Hawaiian Punch (1992)
We started this article with Kool-Aid and we are going to end this article with Kool-Aid's number one rival, Hawaiian Punch. Hawaiian Punch was anything but new in the 1990s, as a matter of fact it dates all the way back to 1934 (though it started life out as an Ice Cream topping, it wouldn't turn into drink form until 1962). Hawaiian Punch had been around the block and had a nice little corner of the market but apparently this was not enough, as our airwaves suddenly became flooded with Hawaiian Punch commercials. You seriously could not avoid the product even if you tried. It was on our TV's, in the stores, on billboards, in magazines. It had tie-in associations with other products, such as Lunchables. Hawaiian Punch was determined to be the drink of choice for every kid come Summer Vacation.

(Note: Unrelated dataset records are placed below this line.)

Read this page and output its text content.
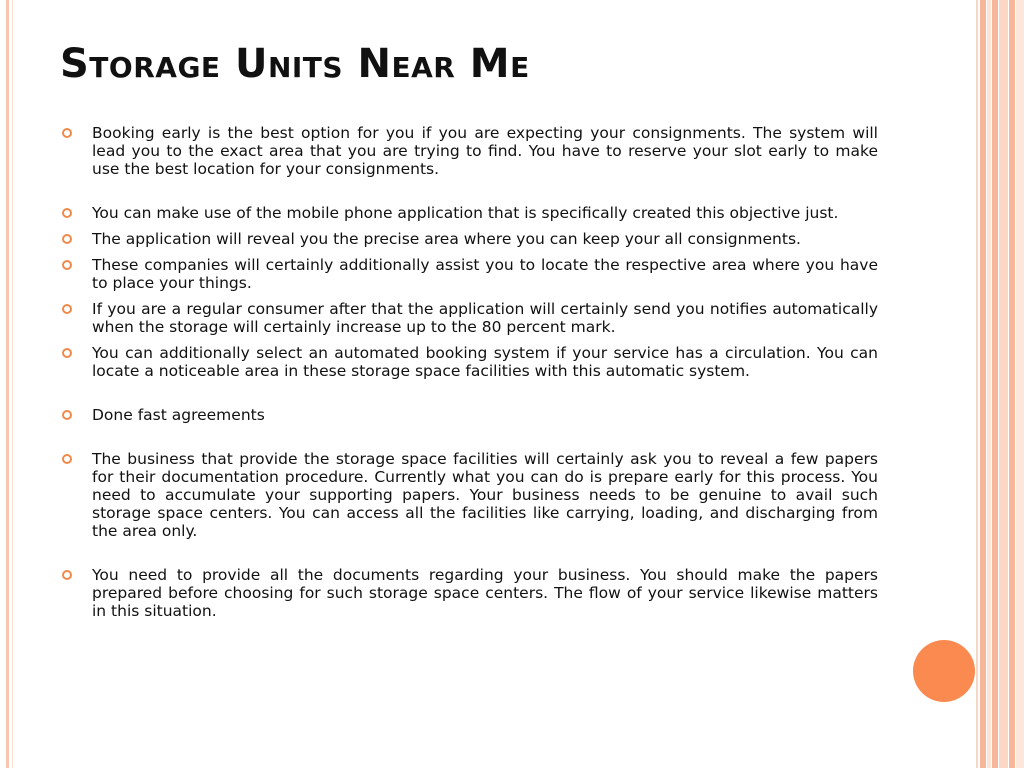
Storage Units Near Me
Booking early is the best option for you if you are expecting your consignments. The system will lead you to the exact area that you are trying to find. You have to reserve your slot early to make use the best location for your consignments.
You can make use of the mobile phone application that is specifically created this objective just.
The application will reveal you the precise area where you can keep your all consignments.
These companies will certainly additionally assist you to locate the respective area where you have to place your things.
If you are a regular consumer after that the application will certainly send you notifies automatically when the storage will certainly increase up to the 80 percent mark.
You can additionally select an automated booking system if your service has a circulation. You can locate a noticeable area in these storage space facilities with this automatic system.
Done fast agreements
The business that provide the storage space facilities will certainly ask you to reveal a few papers for their documentation procedure. Currently what you can do is prepare early for this process. You need to accumulate your supporting papers. Your business needs to be genuine to avail such storage space centers. You can access all the facilities like carrying, loading, and discharging from the area only.
You need to provide all the documents regarding your business. You should make the papers prepared before choosing for such storage space centers. The flow of your service likewise matters in this situation.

There was one very important thing that they forgot, Kool-Aid is Kool-Aid and half the fun of Kool-Aid is making it. Hawaiian Punch came in predominately one flavor, red (though as you can see by this commercial they attempted to expand to other flavors) and was already a finished product. There was nothing outright wrong with Hawaiian Punch, as a matter of fact it is a fine drink to have on a hot summer day. But it never was and never will be Kool-Aid. No matter how much the Hawaiian Punch people tried to be number one... they will always be number two.
I've probably over dramatized the situation here. While I'd like to think that the Kool-Aid folk fought tooth and nail with the Hawaiian Punch people for global domination of the home beverage market, this is probably not the case. But in 1992... to a five year old, it sure felt like this is what was going on. And besides it makes for a more interesting discussion than "Hawaiian Punch now comes with four extra flavors" and toxic neon colored children. I wonder if they all used some of that Coppertone Kids Colorblock prior to this video shoot?